For me, this interaction highlights something that goes well beyond the work that drew me to this valley in the first place.  This was the moment I realised the Yeti represents two inherently connected worlds – wild places, and the stories of ‘wildness’ that go with them.  

This herder had summed up a very complex relationship in one sentence.

That was twelve years ago.  Over my time working in the Himalayas, I’ve heard other stories of Yetis – sometimes told to much laughter, sometimes to serious nodding.  Irrespective of the reaction, local people thought it important enough to mention the Yeti in discussions about establishing sustainable futures for their valleys and landscapes.

It was around the time of my discussions with the herders that Reinhold Messner wrote his book My Quest for the Yeti.  His mission in part was to prove the existence or otherwise of a strange creature he had encountered in a Tibetan forest. 

Trying to answer the question ‘Does it exist’ is nothing new.  To my mind though, this is the wrong question.  The bigger and more important question?  ‘What if the things that gave rise to the possibilities of its existence no longer exist’?
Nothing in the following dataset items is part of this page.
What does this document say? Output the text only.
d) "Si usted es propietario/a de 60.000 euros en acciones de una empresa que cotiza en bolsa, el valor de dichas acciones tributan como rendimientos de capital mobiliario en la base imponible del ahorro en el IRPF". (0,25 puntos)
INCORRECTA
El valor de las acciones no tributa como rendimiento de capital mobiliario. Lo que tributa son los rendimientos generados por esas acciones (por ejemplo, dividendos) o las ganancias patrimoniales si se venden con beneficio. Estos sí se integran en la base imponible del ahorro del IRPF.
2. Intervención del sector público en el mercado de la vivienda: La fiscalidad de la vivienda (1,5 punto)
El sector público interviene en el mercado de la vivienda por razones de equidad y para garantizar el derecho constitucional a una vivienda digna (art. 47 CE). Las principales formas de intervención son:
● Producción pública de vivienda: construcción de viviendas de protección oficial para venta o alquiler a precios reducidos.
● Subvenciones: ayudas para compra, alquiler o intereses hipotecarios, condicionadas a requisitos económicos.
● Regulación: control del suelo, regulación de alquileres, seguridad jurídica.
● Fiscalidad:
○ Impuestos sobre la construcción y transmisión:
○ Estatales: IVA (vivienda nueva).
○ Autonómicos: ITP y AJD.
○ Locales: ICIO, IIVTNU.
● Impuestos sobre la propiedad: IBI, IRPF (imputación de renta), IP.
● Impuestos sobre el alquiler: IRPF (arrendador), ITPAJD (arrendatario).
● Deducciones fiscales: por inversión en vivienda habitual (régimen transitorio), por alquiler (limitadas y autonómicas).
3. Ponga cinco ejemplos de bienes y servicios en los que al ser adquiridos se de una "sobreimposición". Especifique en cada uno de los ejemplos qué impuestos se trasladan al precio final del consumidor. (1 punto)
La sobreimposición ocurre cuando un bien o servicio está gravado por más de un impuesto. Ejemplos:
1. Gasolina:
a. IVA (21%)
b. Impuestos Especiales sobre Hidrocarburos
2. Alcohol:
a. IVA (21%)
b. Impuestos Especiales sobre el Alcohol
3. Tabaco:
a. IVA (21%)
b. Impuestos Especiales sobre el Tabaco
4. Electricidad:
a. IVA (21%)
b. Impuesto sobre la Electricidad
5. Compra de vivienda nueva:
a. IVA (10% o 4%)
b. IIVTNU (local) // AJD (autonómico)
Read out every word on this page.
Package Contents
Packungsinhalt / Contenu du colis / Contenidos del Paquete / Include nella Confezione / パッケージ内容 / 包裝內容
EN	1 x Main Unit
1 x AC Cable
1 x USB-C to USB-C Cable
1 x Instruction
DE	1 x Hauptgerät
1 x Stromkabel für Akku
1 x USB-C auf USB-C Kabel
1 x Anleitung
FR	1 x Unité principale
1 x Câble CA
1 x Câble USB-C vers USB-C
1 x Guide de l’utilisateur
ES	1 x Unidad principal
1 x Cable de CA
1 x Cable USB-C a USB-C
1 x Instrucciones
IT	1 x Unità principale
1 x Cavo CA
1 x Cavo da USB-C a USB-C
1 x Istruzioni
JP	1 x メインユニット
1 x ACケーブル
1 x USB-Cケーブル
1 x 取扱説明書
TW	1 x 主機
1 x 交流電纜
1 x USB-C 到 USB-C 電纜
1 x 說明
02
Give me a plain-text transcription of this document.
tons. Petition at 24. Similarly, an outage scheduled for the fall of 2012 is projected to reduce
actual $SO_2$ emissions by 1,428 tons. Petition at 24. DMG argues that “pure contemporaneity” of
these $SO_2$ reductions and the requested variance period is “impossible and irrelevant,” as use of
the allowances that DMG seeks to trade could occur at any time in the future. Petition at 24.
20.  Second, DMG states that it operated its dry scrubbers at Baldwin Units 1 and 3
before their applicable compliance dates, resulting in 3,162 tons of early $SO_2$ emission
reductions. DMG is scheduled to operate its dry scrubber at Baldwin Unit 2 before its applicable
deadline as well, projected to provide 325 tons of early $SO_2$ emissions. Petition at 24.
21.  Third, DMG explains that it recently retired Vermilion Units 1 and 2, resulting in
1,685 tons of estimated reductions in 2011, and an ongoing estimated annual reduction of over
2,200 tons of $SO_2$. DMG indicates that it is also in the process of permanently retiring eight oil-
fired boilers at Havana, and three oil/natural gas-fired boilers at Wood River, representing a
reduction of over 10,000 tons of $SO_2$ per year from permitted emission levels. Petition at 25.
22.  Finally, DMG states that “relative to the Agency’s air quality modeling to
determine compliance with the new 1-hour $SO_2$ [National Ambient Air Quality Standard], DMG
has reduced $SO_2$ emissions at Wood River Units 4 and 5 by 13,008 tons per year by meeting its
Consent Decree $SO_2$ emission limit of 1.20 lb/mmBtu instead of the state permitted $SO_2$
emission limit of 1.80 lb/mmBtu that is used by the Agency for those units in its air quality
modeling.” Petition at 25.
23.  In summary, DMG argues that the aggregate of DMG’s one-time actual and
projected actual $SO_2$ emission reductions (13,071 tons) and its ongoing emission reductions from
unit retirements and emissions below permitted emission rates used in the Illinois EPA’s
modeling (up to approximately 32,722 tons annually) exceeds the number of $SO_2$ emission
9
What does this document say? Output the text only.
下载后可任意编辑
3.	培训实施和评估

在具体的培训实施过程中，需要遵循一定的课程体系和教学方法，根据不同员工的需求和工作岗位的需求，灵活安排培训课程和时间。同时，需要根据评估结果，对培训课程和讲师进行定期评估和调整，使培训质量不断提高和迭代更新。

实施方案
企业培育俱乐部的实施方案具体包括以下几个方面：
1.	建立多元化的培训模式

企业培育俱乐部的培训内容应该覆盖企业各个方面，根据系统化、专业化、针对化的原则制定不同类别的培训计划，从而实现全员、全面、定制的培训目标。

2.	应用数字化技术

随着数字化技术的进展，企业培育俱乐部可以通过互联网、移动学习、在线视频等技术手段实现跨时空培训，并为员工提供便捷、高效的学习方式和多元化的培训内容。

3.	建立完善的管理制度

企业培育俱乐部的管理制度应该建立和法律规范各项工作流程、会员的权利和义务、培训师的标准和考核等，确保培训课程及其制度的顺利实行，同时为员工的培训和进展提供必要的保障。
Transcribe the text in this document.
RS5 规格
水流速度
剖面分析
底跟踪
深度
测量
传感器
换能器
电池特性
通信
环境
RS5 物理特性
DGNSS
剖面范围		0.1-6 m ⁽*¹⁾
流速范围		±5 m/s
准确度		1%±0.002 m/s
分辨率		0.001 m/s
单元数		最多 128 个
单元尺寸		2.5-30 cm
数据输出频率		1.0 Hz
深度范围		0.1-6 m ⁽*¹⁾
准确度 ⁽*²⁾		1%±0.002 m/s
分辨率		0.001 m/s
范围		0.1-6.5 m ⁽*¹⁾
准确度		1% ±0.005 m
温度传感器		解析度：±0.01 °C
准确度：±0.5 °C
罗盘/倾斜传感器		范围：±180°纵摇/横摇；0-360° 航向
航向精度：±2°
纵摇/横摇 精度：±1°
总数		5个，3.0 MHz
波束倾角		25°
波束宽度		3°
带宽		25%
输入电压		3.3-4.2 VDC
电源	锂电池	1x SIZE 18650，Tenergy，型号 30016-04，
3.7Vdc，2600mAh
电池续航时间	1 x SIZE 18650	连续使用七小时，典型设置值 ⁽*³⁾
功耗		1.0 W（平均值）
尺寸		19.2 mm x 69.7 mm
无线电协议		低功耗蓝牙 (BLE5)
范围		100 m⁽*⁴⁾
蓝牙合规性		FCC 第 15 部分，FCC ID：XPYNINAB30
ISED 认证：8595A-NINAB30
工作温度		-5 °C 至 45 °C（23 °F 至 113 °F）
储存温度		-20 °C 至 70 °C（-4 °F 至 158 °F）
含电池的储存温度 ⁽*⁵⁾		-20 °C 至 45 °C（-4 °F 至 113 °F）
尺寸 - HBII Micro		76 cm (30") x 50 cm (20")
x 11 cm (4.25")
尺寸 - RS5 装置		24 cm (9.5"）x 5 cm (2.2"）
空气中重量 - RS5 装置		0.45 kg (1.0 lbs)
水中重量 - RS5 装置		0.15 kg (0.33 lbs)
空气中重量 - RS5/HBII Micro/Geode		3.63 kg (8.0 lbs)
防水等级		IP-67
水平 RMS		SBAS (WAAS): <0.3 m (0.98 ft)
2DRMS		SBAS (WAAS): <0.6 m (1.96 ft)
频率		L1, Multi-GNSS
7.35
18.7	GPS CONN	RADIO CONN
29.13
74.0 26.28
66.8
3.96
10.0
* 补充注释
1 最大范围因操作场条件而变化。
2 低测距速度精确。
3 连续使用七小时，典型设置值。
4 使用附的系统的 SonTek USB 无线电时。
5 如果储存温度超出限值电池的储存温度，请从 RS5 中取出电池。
What happens when the biological and ecological wildness that could hide the Yeti – make its existence a perpetual ‘maybe’ – start to disappear?  This is a question that in many ways goes to the heart of the protection and conservation of mountain landscapes.

A related question: what if the rich cultural traditions that house Yeti stories are lost, because of social change, modernisation and science ‘proving’ it doesn’t exist?  This is a question of the centrality of cultural diversity and cultural traditions to the resilience of mountain communities.

The Yeti is a window into the diverse and rich cultural connections people have with ecosystems and landscapes in the Himalayas.  The legend’s gradual disappearance mirrors the gradual disappearance of these connections.

To look through this window, to discover the links and the pressures, you need to follow the Yeti’s trails.